Siembra de primavera.

Retiradas las negruras más espesas de la noche, el labrador se levanta al toque del alba de marzo para estar ya en su besana dispuesto a labrar la tierra que sembrará después de arada.

En el cielo el sol luce con el amarillo nuevo de las claras de la primavera que empieza.

Con la esteva bien empuñada entre las manos, anima paciente a los bueyes para que mantengan sostenida la marcha del arado. Al llegar a la surquera de arriba ordena la vuelta a la yunta y sigue trazando surcos y surcos bien abiertos.

La luz se derrama recién estrenada, y es casi como si desde una nube blanca alguien sembrara brillos en las belortas del arado, destellos en los herrajes de los arreos y rayos de luz en la madera del ubio que tira del arado con empuje para que la reja entre bien en la tierra.

Orillado a un lado del camino que pasa por el lindero de abajo, descansa el carro sustentado por el tentemozo, y en él esperan dos costales de cebada el momento de la sementera. También una taleguilla con una bota de vino y un cantero de pan con algo de matanza por si el cansancio obliga a hacer un alto y recobrar fuerzas.

Al principio de todos los tiempos el primer Sembrador sembró la primera semilla sobre tierra fértil, y tras la primera semilla vinieron todas las otras.

La mañana está muy despejada, y corre una brisa fresca que a ratos trae fragancias de los tomillares y las estepas. Más lejos, negrea la mancha oscura de los encinares del monte, y sobrevuela alguna paloma suelta que acude hacia las lagunillas de la vega en busca de agua.

Otros vecinos labran sus heredades en otras tierras, y la mañana pasa serena al ritmo que avanza la tarea. Alguien canta a lo lejos mientras se afana, y el cantar se extiende por todo el campo alegrando el corazón a cuantos oyen la tonada.

Unas nubes ligeras flotan casi ingrávidas y tornasoladas.

Abiertos los surcos, desunce la yunta para que los animales descansen comiendo hierba y calmando la sed en el arroyo que bordea la pradera.

Y es entonces cuando el labrador inicia e rito de la simienza, esparciendo el grano al ritmo medido de sus pasos. Toma con su mano del saco que lleva terciado al hombro el grano, y extendiendo el brazo lo va derramando a lo largo del surco sopesando su cadencia.

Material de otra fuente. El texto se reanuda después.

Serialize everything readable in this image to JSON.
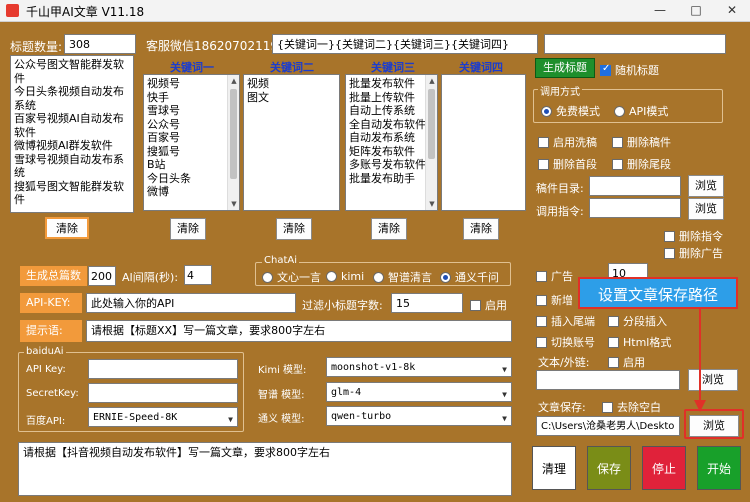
{
  "window": {
    "title": "千山甲AI文章 V11.18",
    "minimize": "—",
    "maximize": "□",
    "close": "✕"
  },
  "top": {
    "title_count_label": "标题数量:",
    "title_count_value": "308",
    "service": "客服微信18620702119",
    "keyword_template": "{关键词一}{关键词二}{关键词三}{关键词四}",
    "extra_field": ""
  },
  "titles_list": [
    "公众号图文智能群发软",
    "件",
    "今日头条视频自动发布",
    "系统",
    "百家号视频AI自动发布",
    "软件",
    "微博视频AI群发软件",
    "雪球号视频自动发布系",
    "统",
    "搜狐号图文智能群发软",
    "件"
  ],
  "keyword_columns": [
    {
      "header": "关键词一",
      "items": [
        "视频号",
        "快手",
        "雪球号",
        "公众号",
        "百家号",
        "搜狐号",
        "B站",
        "今日头条",
        "微博"
      ]
    },
    {
      "header": "关键词二",
      "items": [
        "视频",
        "图文"
      ]
    },
    {
      "header": "关键词三",
      "items": [
        "批量发布软件",
        "批量上传软件",
        "自动上传系统",
        "全自动发布软件",
        "自动发布系统",
        "矩阵发布软件",
        "多账号发布软件",
        "批量发布助手"
      ]
    },
    {
      "header": "关键词四",
      "items": []
    }
  ],
  "clear_label": "清除",
  "generate_title": "生成标题",
  "random_title": "随机标题",
  "call_method": {
    "title": "调用方式",
    "free": "免费模式",
    "api": "API模式"
  },
  "options": {
    "wash": "启用洗稿",
    "del_draft": "删除稿件",
    "del_first": "删除首段",
    "del_last": "删除尾段"
  },
  "dirs": {
    "draft_label": "稿件目录:",
    "command_label": "调用指令:",
    "browse": "浏览"
  },
  "opts2": {
    "del_cmd": "删除指令",
    "del_ad": "删除广告"
  },
  "gen": {
    "total_label": "生成总篇数",
    "total_value": "200",
    "interval_label": "AI间隔(秒):",
    "interval_value": "4"
  },
  "chatai": {
    "title": "ChatAi",
    "opts": [
      "文心一言",
      "kimi",
      "智谱清言",
      "通义千问"
    ]
  },
  "api": {
    "key_label": "API-KEY:",
    "key_value": "此处输入你的API",
    "filter_label": "过滤小标题字数:",
    "filter_value": "15",
    "enable": "启用"
  },
  "prompt": {
    "label": "提示语:",
    "value": "请根据【标题XX】写一篇文章，要求800字左右"
  },
  "baidu": {
    "title": "baiduAi",
    "apikey_label": "API Key:",
    "secret_label": "SecretKey:",
    "api_label": "百度API:",
    "api_value": "ERNIE-Speed-8K"
  },
  "models": {
    "kimi_label": "Kimi 模型:",
    "kimi_value": "moonshot-v1-8k",
    "zhipu_label": "智谱 模型:",
    "zhipu_value": "glm-4",
    "tongyi_label": "通义 模型:",
    "tongyi_value": "qwen-turbo"
  },
  "right2": {
    "ad_label": "广告",
    "ad_value": "10",
    "add_label": "新增",
    "insert_tail": "插入尾端",
    "segment_insert": "分段插入",
    "switch_account": "切换账号",
    "html_format": "Html格式",
    "text_link_label": "文本/外链:",
    "enable": "启用",
    "browse": "浏览",
    "save_label": "文章保存:",
    "remove_blank": "去除空白",
    "save_path": "C:\\Users\\沧桑老男人\\Deskto"
  },
  "callout": "设置文章保存路径",
  "bottom_prompt": "请根据【抖音视频自动发布软件】写一篇文章，要求800字左右",
  "actions": {
    "clean": "清理",
    "save": "保存",
    "stop": "停止",
    "start": "开始"
  },
  "colors": {
    "accent_red": "#e03028",
    "callout_bg": "#2d9ee8",
    "bg": "#a8742a",
    "save_green": "#7a8d17",
    "stop_red": "#e0223a",
    "start_green": "#18a02a"
  }
}
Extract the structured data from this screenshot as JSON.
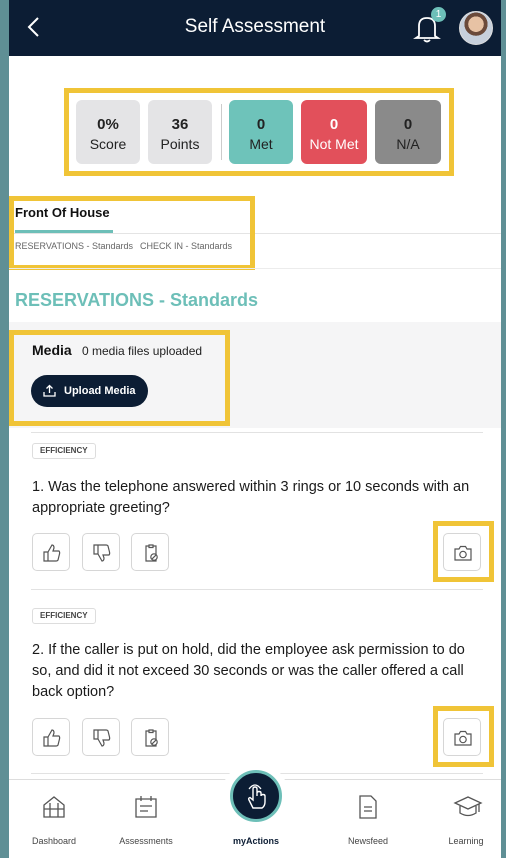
{
  "header": {
    "title": "Self Assessment",
    "notification_count": "1"
  },
  "stats": [
    {
      "value": "0%",
      "label": "Score"
    },
    {
      "value": "36",
      "label": "Points"
    },
    {
      "value": "0",
      "label": "Met"
    },
    {
      "value": "0",
      "label": "Not Met"
    },
    {
      "value": "0",
      "label": "N/A"
    }
  ],
  "tabs": {
    "active": "Front Of House",
    "subtabs": [
      "RESERVATIONS - Standards",
      "CHECK IN - Standards"
    ]
  },
  "section": {
    "title": "RESERVATIONS - Standards"
  },
  "media": {
    "label": "Media",
    "count_text": "0 media files uploaded",
    "button_label": "Upload Media"
  },
  "questions": [
    {
      "tag": "EFFICIENCY",
      "text": "1. Was the telephone answered within 3 rings or 10 seconds with an appropriate greeting?"
    },
    {
      "tag": "EFFICIENCY",
      "text": "2. If the caller is put on hold, did the employee ask permission to do so, and did it not exceed 30 seconds or was the caller offered a call back option?"
    }
  ],
  "tabbar": {
    "items": [
      "Dashboard",
      "Assessments",
      "myActions",
      "Newsfeed",
      "Learning"
    ]
  },
  "colors": {
    "navy": "#0c1d34",
    "teal": "#6dbfb8",
    "met": "#6ec3ba",
    "not_met": "#e2505b",
    "na": "#8a8a8a",
    "highlight": "#f0c437"
  }
}
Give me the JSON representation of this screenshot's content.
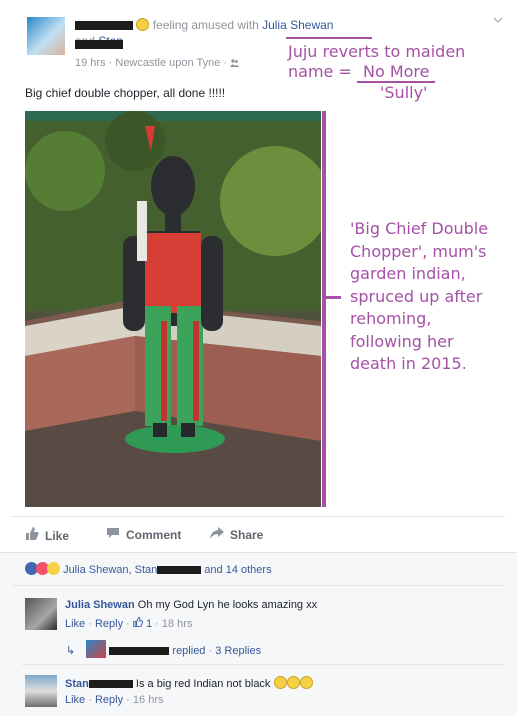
{
  "post": {
    "feeling_text": "feeling amused with",
    "tagged_1": "Julia Shewan",
    "and": "and",
    "tagged_2": "Stan",
    "time": "19 hrs",
    "sep": "·",
    "location": "Newcastle upon Tyne",
    "location_sep": "·",
    "body": "Big chief double chopper, all done !!!!!"
  },
  "annotations": {
    "top_line1": "Juju reverts to maiden",
    "top_line2_prefix": "name =",
    "top_line2_link": "No More",
    "top_line3": "'Sully'",
    "side_lines": [
      "'Big Chief Double",
      "Chopper', mum's",
      "garden indian,",
      "spruced up after",
      "rehoming,",
      "following her",
      "death in 2015."
    ]
  },
  "actions": {
    "like": "Like",
    "comment": "Comment",
    "share": "Share"
  },
  "reactions": {
    "names_1": "Julia Shewan, Stan",
    "names_2": "and 14 others"
  },
  "comments": [
    {
      "author": "Julia Shewan",
      "text": "Oh my God Lyn he looks amazing xx",
      "like": "Like",
      "reply": "Reply",
      "likes_count": "1",
      "time": "18 hrs",
      "sep": "·"
    },
    {
      "replied": "replied",
      "replies": "3 Replies",
      "sep": "·"
    },
    {
      "author": "Stan",
      "text": "Is a big red Indian not black",
      "like": "Like",
      "reply": "Reply",
      "time": "16 hrs",
      "sep": "·"
    }
  ],
  "colors": {
    "annotation": "#a451a6",
    "link": "#365899",
    "meta": "#90949c"
  },
  "icons": [
    "smile-icon",
    "friends-icon",
    "chevron-down-icon",
    "like-icon",
    "comment-icon",
    "share-icon",
    "reply-arrow-icon",
    "emoji-icon"
  ]
}
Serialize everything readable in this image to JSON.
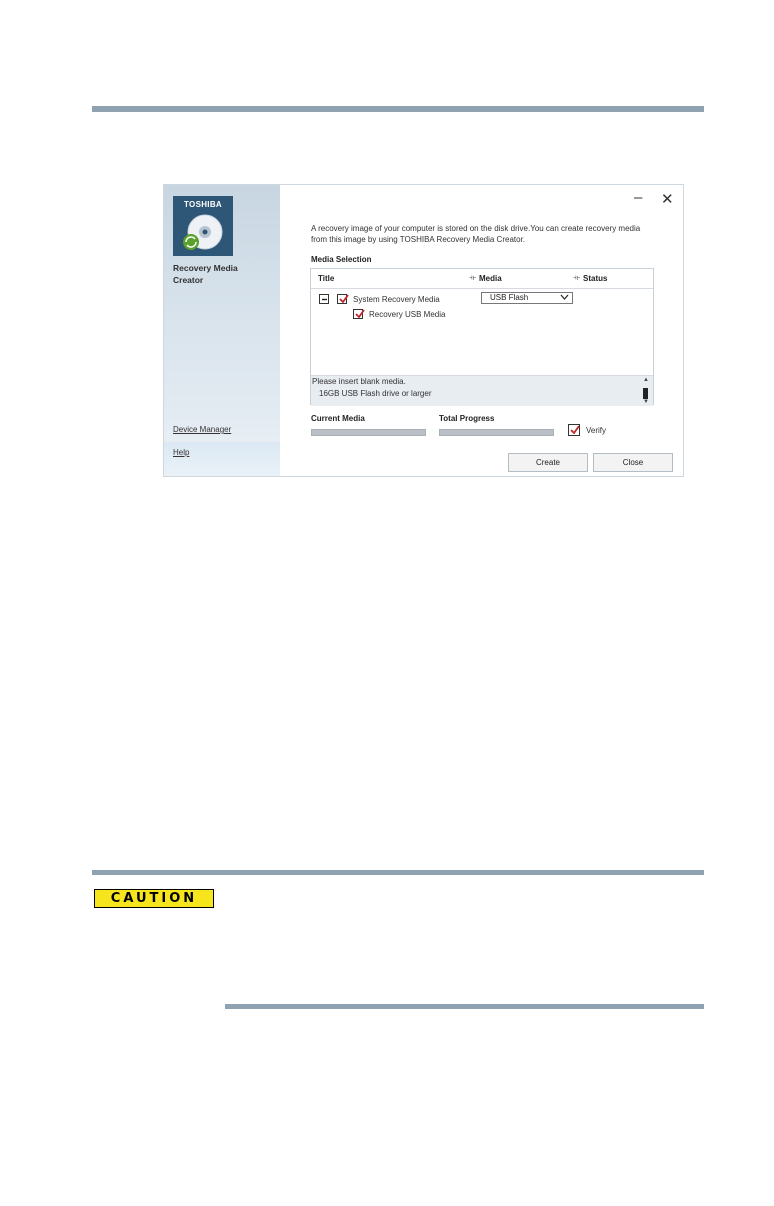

Una cigüeña planea el aire llevando una culebra pequeña en el pico en dirección a la torre de la iglesia.

Terminada la siembra, engancha la yunta a la rastra de dientes metálicos y allana los surcos cubriendo la simiente en espera de que con las primeras lluvias de abril asome sobre el color pardo de la tierra la primera brizna de hierba que después será encañadura y espiga, y posteriormente la harina y el pan que en la artesa se amasa.

Los trigos y los centenos que pasaron el invierno dormidos bajo la nieve benéfica, están bien crecidos y reverdecen prometiendo abundante cosecha.

Hacia la parte del río los chopos se han vestido de hojas verdes, y los pájaros revolotean en los plantíos en un griterío amarillo con entusiasmo de generaciones nuevas entre las ramas.

Y el labrador contempla satisfecho el resultado de su afán, y sonríe sin sonreir hacia afuera, encontrando que su labor estaba bien hecha y sólo había que esperar que la lluvia del cielo abriese el proceso de la nacencia poniéndolo en marcha.

Mientras hace los preparativos para la vuelta a casa, hacia la mojonera de Fuencaliente ve unas nubes negras que le recuerdan los nublados del verano preñados de piedra que pueden arrasar en menos de un credo la labor de la temporada entera. Incertidumbre del labrador, que depende de las inclemencias de los temporales llegados desde lo alto que castigan a buenos y malos con mano recia.